David Leonhardt’s value-added piece is characteristically thoughtful but I think he skips over some important issues here:
Value-added data is not gospel. Among the limitations, scores can bounce around from year to year for any one teacher, notes Ross Wiener of the Aspen Institute, who is generally a fan of the value-added approach. So a single year of scores — which some states may use for evaluation — can be misleading. In addition, students are not randomly assigned to teachers; indeed, principals may deliberately assign slow learners to certain teachers, unfairly lowering their scores. As for the tests themselves, most do not even try to measure the social skills that are crucial to early learning.
The value-added data probably can identify the best and worst teachers, researchers say, but it may not be very reliable at distinguishing among teachers in the middle of the pack. Joel Klein, New York’s reformist superintendent, told me that he considered the Los Angeles data powerful stuff. He also said, “I wouldn’t try to make big distinctions between the 47th and 55th percentiles.” Yet what parent would not be tempted to?
Many things in life fall along a normal distribution and there’s no reason to think teachers are an exception. I wouldn’t try to make a big distinction between the 47th and 55th percentiles in the average height of adult males, for example, because there isn’t a big distinction. That doesn’t mean that tape measures are an unreliable method of estimating height.
Similarly, a single year of scores can be a misleading way of estimating a teacher’s effectiveness over multiple years. But that’s also an inherently dumb way to interpret the meaning of a single year of scores. The fact that teacher value-added scores vary from year to year isn’t a bug, it’s a feature. Teacher effectiveness isn’t a permanent attribute–it’s what happened among a given group of students over a given length of time. There are plenty of unreasonable ways to interpret that information. That’s not an argument that the information shouldn’t exist.
Teachers are only disadvantaged by being assigned to slow learners if the value-added measure doesn’t account for students’ previous learning history. But widely-used systems like EVAAS do exactly that.
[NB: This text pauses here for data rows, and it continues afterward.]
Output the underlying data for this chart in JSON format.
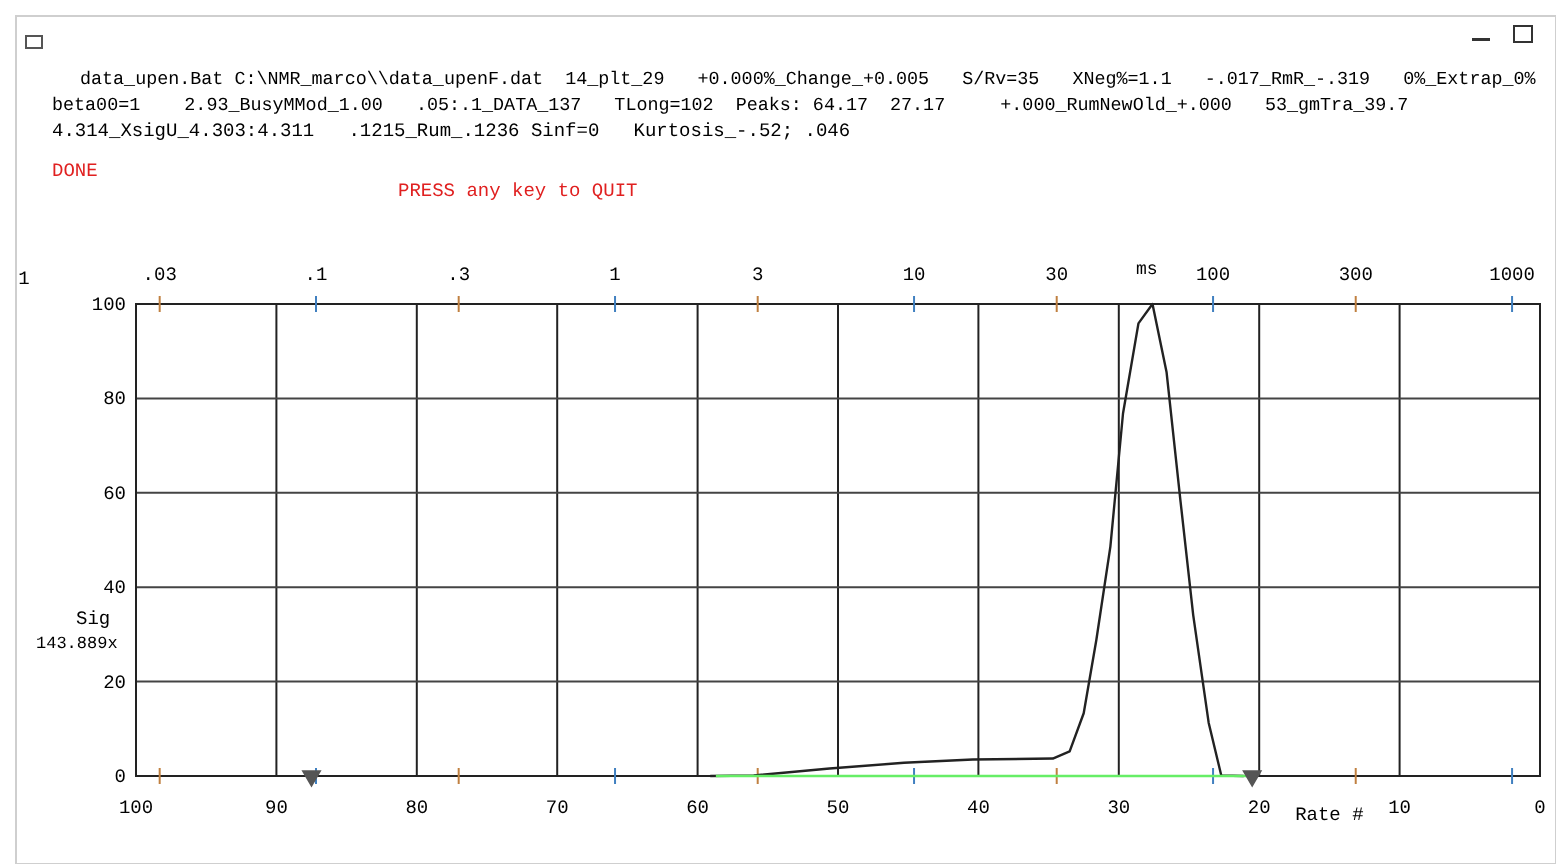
{
  "chart_data": {
    "type": "line",
    "title": "data_upen.Bat C:\\NMR_marco\\\\data_upenF.dat  14_plt_29   +0.000%_Change_+0.005   S/Rv=35   XNeg%=1.1   -.017_RmR_-.319   0%_Extrap_0%",
    "subtitle": "beta00=1    2.93_BusyMMod_1.00   .05:.1_DATA_137   TLong=102  Peaks: 64.17  27.17     +.000_RumNewOld_+.000   53_gmTra_39.7",
    "annotations": [
      "4.314_XsigU_4.303:4.311   .1215_Rum_.1236 Sinf=0   Kurtosis_-.52; .046",
      "DONE",
      "PRESS any key to QUIT",
      "1",
      "143.889x"
    ],
    "xlabel": "Rate #",
    "ylabel": "Sig",
    "x2label": "ms",
    "xlim": [
      100,
      0
    ],
    "xticks": [
      100,
      90,
      80,
      70,
      60,
      50,
      40,
      30,
      20,
      10,
      0
    ],
    "ylim": [
      0,
      100
    ],
    "yticks": [
      0,
      20,
      40,
      60,
      80,
      100
    ],
    "x2lim": [
      0.025,
      1240
    ],
    "x2ticks": [
      {
        "value": 0.03,
        "label": ".03"
      },
      {
        "value": 0.1,
        "label": ".1"
      },
      {
        "value": 0.3,
        "label": ".3"
      },
      1,
      3,
      10,
      30,
      100,
      300,
      1000
    ],
    "log": "x2",
    "grid": true,
    "series": [
      {
        "color": "#222222",
        "line_style": "solid",
        "marker": "none",
        "x": [
          59.1,
          56.0,
          50.6,
          45.3,
          40.4,
          34.7,
          33.5,
          32.5,
          31.6,
          30.6,
          29.7,
          28.6,
          27.6,
          26.6,
          25.6,
          24.7,
          23.6,
          22.7,
          21.1
        ],
        "values": [
          0,
          0.1,
          1.6,
          2.8,
          3.5,
          3.7,
          5.2,
          13.3,
          28.8,
          48.6,
          76.8,
          95.9,
          100,
          85.6,
          58.1,
          34.1,
          11.3,
          0.1,
          0
        ]
      },
      {
        "color": "#66ee66",
        "line_style": "solid",
        "marker": "none",
        "x": [
          58.7,
          20.7
        ],
        "values": [
          0,
          0
        ]
      },
      {
        "type": "scatter",
        "color": "#555555",
        "marker": "triangle",
        "x": [
          87.5,
          20.5
        ],
        "values": [
          0,
          0
        ]
      }
    ]
  }
}
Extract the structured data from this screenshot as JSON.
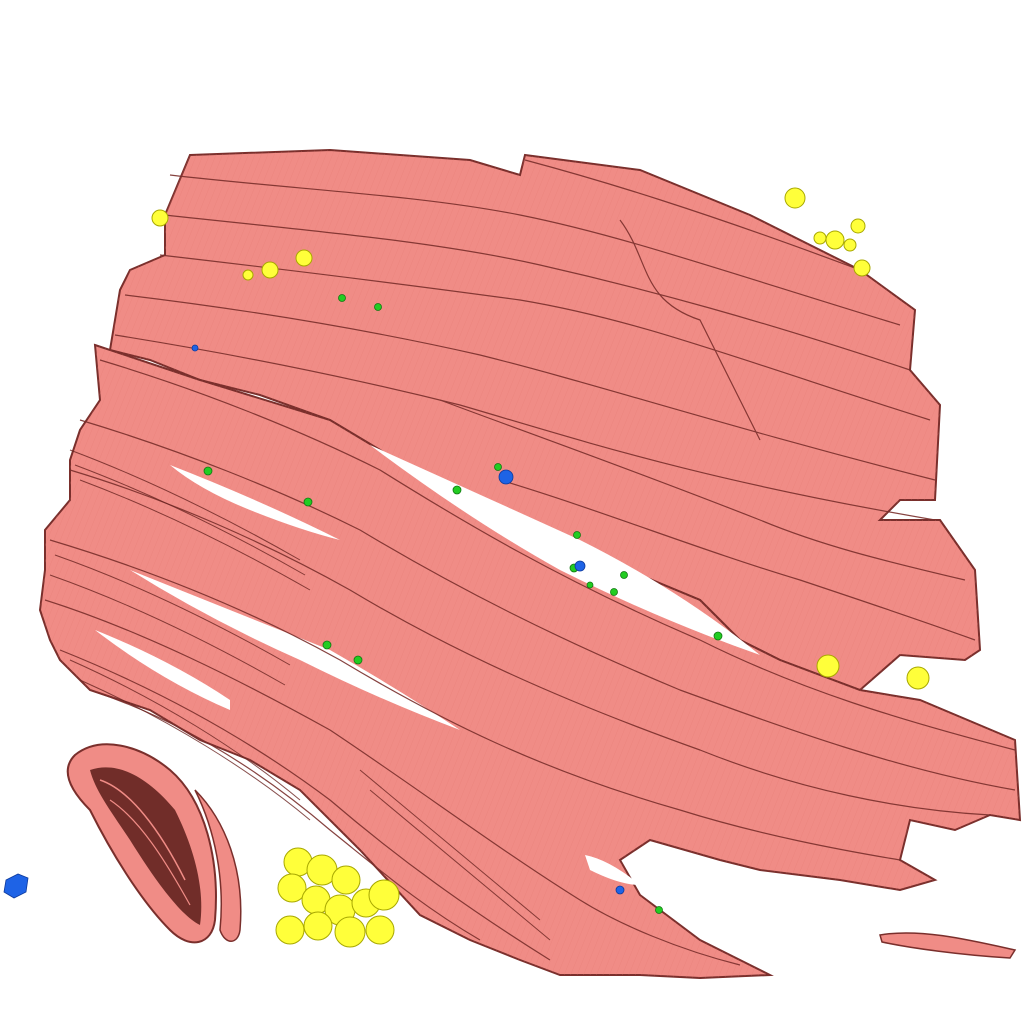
{
  "scene": {
    "background": "#ffffff",
    "colors": {
      "fiber_fill": "#f08c86",
      "fiber_light": "#f6a7a0",
      "fiber_edge": "#7a2f2c",
      "fiber_shadow": "#b75a55",
      "yellow_particles": "#ffff3a",
      "yellow_edge": "#a8a800",
      "green_particles": "#22cc22",
      "blue_particles": "#1e63e6"
    },
    "icons": [
      "muscle-fiber-bundle",
      "yellow-particle-cluster",
      "green-particle",
      "blue-particle"
    ]
  }
}
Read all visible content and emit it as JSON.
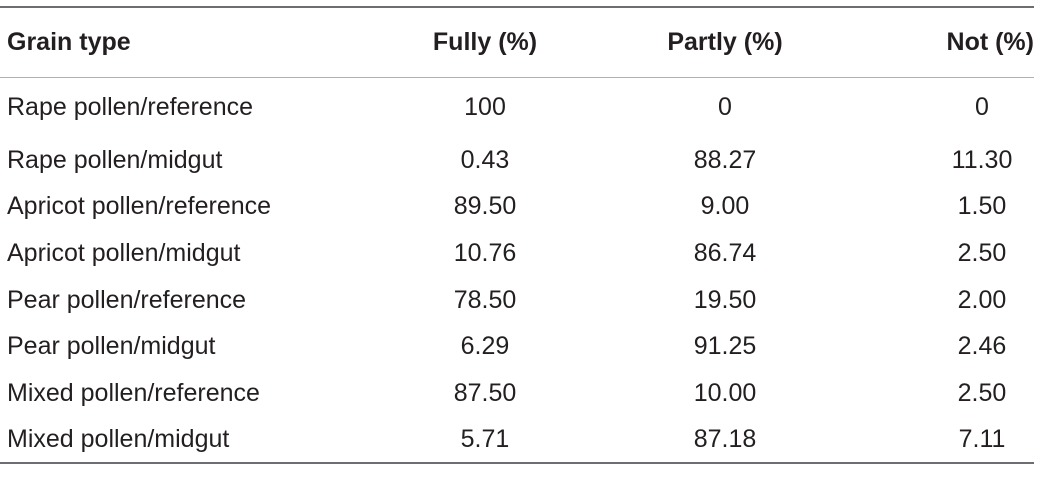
{
  "table": {
    "headers": [
      "Grain type",
      "Fully (%)",
      "Partly (%)",
      "Not (%)"
    ],
    "rows": [
      [
        "Rape pollen/reference",
        "100",
        "0",
        "0"
      ],
      [
        "Rape pollen/midgut",
        "0.43",
        "88.27",
        "11.30"
      ],
      [
        "Apricot pollen/reference",
        "89.50",
        "9.00",
        "1.50"
      ],
      [
        "Apricot pollen/midgut",
        "10.76",
        "86.74",
        "2.50"
      ],
      [
        "Pear pollen/reference",
        "78.50",
        "19.50",
        "2.00"
      ],
      [
        "Pear pollen/midgut",
        "6.29",
        "91.25",
        "2.46"
      ],
      [
        "Mixed pollen/reference",
        "87.50",
        "10.00",
        "2.50"
      ],
      [
        "Mixed pollen/midgut",
        "5.71",
        "87.18",
        "7.11"
      ]
    ]
  }
}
In those measures, student growth is compared to their previous learning trajectory. If they learned slowly in previous grades, that becomes the baseline for comparison.
More broadly, the whole LA Times debate illustrates the long-run futility of aligning your interests against public information. Once schools started testing students annually, it was just a matter of time before someone took the inherently logical step of estimating how much student learning in a given classroom changed from the beginning of the year to the end. To be sure, there are all kinds of effective short-term ways to prevent this kind of information from being created and/or released. When I sat down seven years ago to write a policy paper on value-added, I assumed this day would come sooner than it did. Many aspects of that paper, my first attempt at the form, make me wince today–it’s far too long, awkwardly organized, and all but ignores the crucial issue of statistical error. But I think the basic point–value-added data can help create a more functional job market for teachers–still stands. And now that the genie is out of the bottle, it’s not going back in.